今回は人口動態について考えてみたいと思います。経済予測の中でも、将来人口の動向は比較的高い精度で予測ができます。株価や為替相場などは、さまざまな要素が複雑に絡み合うため、正確に予測することは困難です。ところが、将来人口については、予測するうえで必要になる要素が主に出生率と平均寿命の2つしかありません。この要素の少なさが、高い精度で予測できる要因です。また、人口の増減は、景気動向にそれほど左右されない点からも予測しやすくなります。

出生率で二極化する先進国

そのため、2020年~2025年までに、出生率に劇的な変化がなければ、かなりの精度で50年後の少子高齢化の姿を描くことができるのです。 少子化が進む日本ですが、先進国を出生率で見ると、多産の国と少産の国に分かれます。出生率(合計特殊出生率)とは、1人の女性が生涯に産む子供の数の平均です。多産の国を代表するのがアメリカ、フランス、イギリスで、出生率はアメリカが2.1、イギリスが2.0、フランスが1.9になります。少産の国の代表は日本、ドイツ、イタリアで、出生率はいずれも1.4です。

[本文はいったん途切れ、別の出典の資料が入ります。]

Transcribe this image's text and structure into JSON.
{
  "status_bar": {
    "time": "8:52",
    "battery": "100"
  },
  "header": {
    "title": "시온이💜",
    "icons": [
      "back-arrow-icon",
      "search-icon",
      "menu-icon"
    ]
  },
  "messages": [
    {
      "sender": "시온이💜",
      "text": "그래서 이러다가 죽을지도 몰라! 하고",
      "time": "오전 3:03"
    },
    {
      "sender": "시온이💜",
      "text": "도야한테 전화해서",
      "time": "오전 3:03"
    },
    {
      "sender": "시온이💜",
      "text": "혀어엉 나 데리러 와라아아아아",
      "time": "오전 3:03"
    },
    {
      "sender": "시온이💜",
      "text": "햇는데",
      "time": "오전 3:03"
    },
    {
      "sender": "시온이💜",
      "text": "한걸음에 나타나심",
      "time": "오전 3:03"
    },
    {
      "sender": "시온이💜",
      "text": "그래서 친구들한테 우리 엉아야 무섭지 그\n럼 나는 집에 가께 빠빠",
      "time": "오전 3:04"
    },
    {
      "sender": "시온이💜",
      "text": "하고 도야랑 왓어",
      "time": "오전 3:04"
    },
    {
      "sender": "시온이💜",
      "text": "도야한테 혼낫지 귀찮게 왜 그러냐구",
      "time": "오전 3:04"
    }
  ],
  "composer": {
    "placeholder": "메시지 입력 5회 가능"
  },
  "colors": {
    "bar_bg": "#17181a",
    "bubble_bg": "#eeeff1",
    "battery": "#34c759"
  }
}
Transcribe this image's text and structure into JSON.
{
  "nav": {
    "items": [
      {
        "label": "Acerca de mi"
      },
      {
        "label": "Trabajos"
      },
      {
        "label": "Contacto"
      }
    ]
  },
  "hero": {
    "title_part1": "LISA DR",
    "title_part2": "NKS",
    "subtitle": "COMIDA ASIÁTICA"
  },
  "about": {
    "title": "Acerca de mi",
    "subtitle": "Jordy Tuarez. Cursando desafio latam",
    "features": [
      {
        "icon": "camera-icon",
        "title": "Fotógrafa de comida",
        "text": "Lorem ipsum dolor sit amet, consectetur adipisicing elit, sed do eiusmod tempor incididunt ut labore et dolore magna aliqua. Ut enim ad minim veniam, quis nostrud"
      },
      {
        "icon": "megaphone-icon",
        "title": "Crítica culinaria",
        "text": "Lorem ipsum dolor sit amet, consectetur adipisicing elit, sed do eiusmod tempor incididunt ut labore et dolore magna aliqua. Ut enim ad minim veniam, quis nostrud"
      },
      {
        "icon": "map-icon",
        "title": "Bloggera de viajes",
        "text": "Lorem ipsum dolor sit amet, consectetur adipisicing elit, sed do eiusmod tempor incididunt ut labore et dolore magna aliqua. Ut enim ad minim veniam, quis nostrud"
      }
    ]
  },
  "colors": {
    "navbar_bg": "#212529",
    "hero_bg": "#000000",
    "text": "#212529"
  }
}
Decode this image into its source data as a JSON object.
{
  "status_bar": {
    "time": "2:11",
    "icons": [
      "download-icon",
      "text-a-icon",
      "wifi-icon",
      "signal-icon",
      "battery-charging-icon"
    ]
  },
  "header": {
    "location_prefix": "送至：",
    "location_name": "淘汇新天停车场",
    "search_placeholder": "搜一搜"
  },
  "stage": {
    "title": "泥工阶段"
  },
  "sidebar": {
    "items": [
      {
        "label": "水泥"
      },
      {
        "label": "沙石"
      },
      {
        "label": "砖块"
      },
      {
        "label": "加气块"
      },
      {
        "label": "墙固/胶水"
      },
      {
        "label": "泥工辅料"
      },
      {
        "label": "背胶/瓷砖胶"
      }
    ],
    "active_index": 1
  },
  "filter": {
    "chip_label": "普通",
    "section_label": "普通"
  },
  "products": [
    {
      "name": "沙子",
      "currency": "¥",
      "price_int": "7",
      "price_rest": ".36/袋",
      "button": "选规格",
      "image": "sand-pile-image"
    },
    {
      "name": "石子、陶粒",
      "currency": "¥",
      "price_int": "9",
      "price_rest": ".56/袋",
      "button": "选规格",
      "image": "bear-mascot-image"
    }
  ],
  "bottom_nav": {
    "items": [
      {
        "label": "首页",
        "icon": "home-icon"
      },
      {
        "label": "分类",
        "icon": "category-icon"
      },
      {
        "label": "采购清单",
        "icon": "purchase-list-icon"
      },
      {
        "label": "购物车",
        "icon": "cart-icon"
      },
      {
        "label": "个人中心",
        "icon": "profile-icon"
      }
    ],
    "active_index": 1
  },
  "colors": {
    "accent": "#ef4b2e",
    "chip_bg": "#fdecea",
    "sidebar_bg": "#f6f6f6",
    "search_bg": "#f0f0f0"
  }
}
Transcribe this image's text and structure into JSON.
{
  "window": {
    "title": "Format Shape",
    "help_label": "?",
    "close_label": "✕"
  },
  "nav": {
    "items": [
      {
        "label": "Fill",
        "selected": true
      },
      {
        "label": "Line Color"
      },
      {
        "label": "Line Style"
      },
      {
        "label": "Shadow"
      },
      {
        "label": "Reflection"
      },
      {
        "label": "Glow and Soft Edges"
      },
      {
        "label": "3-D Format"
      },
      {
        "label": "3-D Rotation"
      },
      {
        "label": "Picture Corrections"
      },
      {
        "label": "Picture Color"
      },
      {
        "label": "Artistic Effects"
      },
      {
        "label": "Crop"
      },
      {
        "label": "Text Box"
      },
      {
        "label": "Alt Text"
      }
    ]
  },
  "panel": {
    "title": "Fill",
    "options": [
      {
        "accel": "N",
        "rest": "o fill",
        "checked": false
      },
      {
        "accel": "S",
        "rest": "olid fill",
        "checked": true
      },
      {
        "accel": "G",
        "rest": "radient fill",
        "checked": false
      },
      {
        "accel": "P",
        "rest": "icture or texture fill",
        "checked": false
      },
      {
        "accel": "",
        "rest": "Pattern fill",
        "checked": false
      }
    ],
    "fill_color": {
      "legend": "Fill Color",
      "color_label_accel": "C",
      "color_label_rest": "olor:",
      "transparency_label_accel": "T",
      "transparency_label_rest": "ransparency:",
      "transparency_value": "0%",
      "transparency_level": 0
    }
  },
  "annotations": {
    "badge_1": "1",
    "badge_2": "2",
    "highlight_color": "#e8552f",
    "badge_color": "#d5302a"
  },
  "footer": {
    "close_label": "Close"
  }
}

多産の国と少産の国を比べてどこが違うかといえば、1つは女性の初産の年齢です。パリ大学の人口動態を調査している専門家によると、フランスの女性は30歳までに第一子をもうけるのに対して、ドイツの女性の初産は30歳を過ぎてからが普通だといいます。日本の女性の平均初産の年齢も2011年に初めて30歳を超えました。